During the trip, wonderful things happened. The young people at Memorial Bapist Church, where Rev. Hale pastored, helped me see that Jesus is alive—that He was not only born, but He can live in us. They also explained that He died for our sins. Mrs. Hale had asked the church to pray for me, and during the Sunday evening invitation, she made her way up the aisle with tears running down her cheeks and asked me if I wanted to know Jesus. That night I gave my life to the Christ who God gave to us that first Christmas.
While I was visiting the Hales, they assured me that they had not forgotten me. In fact, they had sent me birthday and Christmas gifts throughout the years, but I had never received them because my mother had returned them with a note saying they would not be accepted. She asked them not to send any more. Our telephone number, when we had one, was not provided. My mother would not give them our address, and because we moved so often, it was difficult to track us.
I did not understand why she cut us off. My first feelings were anger, bitterness, hostility, and even hatred toward my mother. How could she do something so thoughtless, so heartless? But when I returned home, God’s grace began to take effect. Suddenly, the true meaning of Scripture—that He became poor so that we through His poverty might be rich—began to find expression in my own heart.
My mother’s parents died when she was very young—her mother passed away when she was nine and her father died when she was eleven. As a young girl, she married a man who said he loved her, and yet their marriage did not last. Many men said they loved my mother, but they hurt her and broke her heart. My own father forced himself on her. As a result of being used and abused, my mother lived a lonely life full of heartache and pain. Now she had a son—a little boy who loved his mother!
She wanted someone to focus their love and attention on her, and when she saw others who had the means to give me nice gifts, she saw the potential for my heart to be pulled away—for me to be drawn toward those with more ability to provide. She did not want me to become distracted or to lose my devotion. She wanted somebody to love her.

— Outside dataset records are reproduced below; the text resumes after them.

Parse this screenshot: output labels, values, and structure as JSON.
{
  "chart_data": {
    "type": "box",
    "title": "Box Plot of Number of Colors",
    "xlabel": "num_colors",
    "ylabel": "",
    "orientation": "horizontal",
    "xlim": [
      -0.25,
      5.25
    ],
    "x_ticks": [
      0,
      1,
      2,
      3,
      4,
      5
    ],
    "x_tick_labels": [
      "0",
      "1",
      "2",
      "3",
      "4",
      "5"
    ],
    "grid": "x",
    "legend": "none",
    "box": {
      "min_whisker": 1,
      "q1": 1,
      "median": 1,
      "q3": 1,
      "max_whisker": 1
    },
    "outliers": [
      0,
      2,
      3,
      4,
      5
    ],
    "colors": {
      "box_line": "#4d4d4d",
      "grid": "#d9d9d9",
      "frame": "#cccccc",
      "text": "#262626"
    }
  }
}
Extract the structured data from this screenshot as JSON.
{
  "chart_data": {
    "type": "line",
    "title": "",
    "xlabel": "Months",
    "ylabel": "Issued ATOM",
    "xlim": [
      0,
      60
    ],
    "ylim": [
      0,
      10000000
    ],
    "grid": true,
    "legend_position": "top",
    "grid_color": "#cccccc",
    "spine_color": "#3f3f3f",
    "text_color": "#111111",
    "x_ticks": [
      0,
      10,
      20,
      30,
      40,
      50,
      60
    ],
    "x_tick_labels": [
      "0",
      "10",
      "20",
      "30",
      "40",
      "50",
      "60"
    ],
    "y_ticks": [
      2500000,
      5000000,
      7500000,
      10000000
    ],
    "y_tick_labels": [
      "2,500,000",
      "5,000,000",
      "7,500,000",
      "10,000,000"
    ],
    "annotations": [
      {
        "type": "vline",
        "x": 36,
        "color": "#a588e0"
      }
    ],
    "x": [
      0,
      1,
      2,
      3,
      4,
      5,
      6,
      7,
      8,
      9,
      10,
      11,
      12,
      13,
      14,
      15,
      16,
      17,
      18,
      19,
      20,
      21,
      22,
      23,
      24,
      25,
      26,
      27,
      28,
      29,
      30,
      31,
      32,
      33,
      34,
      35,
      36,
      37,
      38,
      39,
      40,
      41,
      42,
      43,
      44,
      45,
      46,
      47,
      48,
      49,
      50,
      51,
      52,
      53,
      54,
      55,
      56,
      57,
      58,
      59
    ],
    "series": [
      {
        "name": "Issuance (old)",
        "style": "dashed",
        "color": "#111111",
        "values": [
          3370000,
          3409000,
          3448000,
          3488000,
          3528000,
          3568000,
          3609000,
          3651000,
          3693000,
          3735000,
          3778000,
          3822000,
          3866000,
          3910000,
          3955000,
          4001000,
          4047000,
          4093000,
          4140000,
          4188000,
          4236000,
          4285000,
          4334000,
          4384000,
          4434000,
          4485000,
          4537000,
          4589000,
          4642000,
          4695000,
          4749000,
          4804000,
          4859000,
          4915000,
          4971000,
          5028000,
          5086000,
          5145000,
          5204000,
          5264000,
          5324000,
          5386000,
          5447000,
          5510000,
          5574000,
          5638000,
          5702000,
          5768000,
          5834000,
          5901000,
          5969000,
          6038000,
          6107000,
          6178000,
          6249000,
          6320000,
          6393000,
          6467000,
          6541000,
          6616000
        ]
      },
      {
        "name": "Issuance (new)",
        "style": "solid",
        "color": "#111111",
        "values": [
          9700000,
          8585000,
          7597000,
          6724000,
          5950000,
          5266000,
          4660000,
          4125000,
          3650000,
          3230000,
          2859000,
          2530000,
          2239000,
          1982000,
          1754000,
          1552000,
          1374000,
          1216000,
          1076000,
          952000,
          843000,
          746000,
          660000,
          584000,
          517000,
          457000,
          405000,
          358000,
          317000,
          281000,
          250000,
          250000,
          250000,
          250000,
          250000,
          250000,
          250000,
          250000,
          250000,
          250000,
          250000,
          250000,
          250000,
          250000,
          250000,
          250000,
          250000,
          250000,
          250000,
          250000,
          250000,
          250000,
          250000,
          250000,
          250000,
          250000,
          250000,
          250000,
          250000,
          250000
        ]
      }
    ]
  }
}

I understand the great need my mother had for somebody to love her for who she was—and I did. Although I was hurt by what she did, God’s gift through His Son enabled me to rise above that experience and pain, to live a life full of mercy, grace, and forgiveness for others.
“We love, because He first loved us” (1 John 4:19). When I consider His love for us and the gift He gave on that first Christmas, my heart rejoices. After that Christmas without gifts, I began learning about the powerful effect forgiveness has on us personally and on others.
Betty and I pray you will experience the miracle of healing you seek this Christmas. We celebrate the birth and the life of the One who walks with us through the “valley of any shadow” and lifts us up to “soar as an eagle” on the wings of His love and grace. His Name is Immanuel – God with us!